I’ve sent out roughly 50 queries for my latest novel, and I’m at that point of waiting for the responses. It’s a dreadful and wonderful experience – spasticly checking my email 18 times a day, tapping my finger on the side as it loads, and that feeling of lightheadedness when I see that title, “re: Query” in the subject.
Then there is the super-mega-fun part where the “I don’t believe this project is right for me, but better luck with the next agent” follows. I’ve tweaked the letter and I’m hoping for more enthusiasm – I understand that the agent needs to love the work as much as I do in order to work with it and devote their precious time to it. It is a very subjective business, indeed.

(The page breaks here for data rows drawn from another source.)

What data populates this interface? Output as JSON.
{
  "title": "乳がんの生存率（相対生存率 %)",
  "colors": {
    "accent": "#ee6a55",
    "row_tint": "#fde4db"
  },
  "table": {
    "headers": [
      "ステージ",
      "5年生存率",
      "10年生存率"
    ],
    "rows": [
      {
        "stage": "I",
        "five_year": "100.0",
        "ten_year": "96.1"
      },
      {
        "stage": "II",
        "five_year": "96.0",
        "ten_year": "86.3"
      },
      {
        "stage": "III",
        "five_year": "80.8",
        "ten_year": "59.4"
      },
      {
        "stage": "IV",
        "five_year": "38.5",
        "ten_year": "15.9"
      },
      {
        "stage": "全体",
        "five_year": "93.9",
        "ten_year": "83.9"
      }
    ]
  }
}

My kindle receives emails instantly – I can hear the “bing.” I have learned not to get my hopes up that it’s even an agent, let alone a ‘send me your manuscript’ message. It’s usually Writer’s Digest wanting me to pay for some webinar or Payless trying to get me to indulge in their sales. (I love the resource that is WD, but I’m broke, yo. And I have too many shoes as it is, most of which I don’t wear. Until I clean out my shoe rack and my closet, I’ve tied my hands at shoe-buying.)
I remember sending out queries for Devil’s Blood and being incredibly depressed with each rejection. That depression mounted with each following rejection. In that case, the market was saturated and my query letter tanked. (This happened before I studied up on the query letter writing process, and how to revise a novel. I’d skipped the beta reader step and went right from first draft to agent submission.)
The waiting feels like I’ve dipped into stagnant, murky waters. This time I have another project that I’m working one – two, actually. Having another story to occupy my mind has been a major improvement. It gives hope for a another book, which leads into a career should I find representation. I can tell the agent that I’ve already finished another book, and have several ideas on rough outlines on more. That gives me a career, not a one-shot title.
To other writers in the waiting zone, have patience. Balance that with persistence. I realize it’s a tight rope and it’s easy to go wibbly-wobbly. I, too, have fallen face-first into the floor.
To writers eager to dive into the waiting zone, have patience. Take your time and put your novel together so that it is as polished as possible before the agent sees it. If you rush, you are only hurting yourself.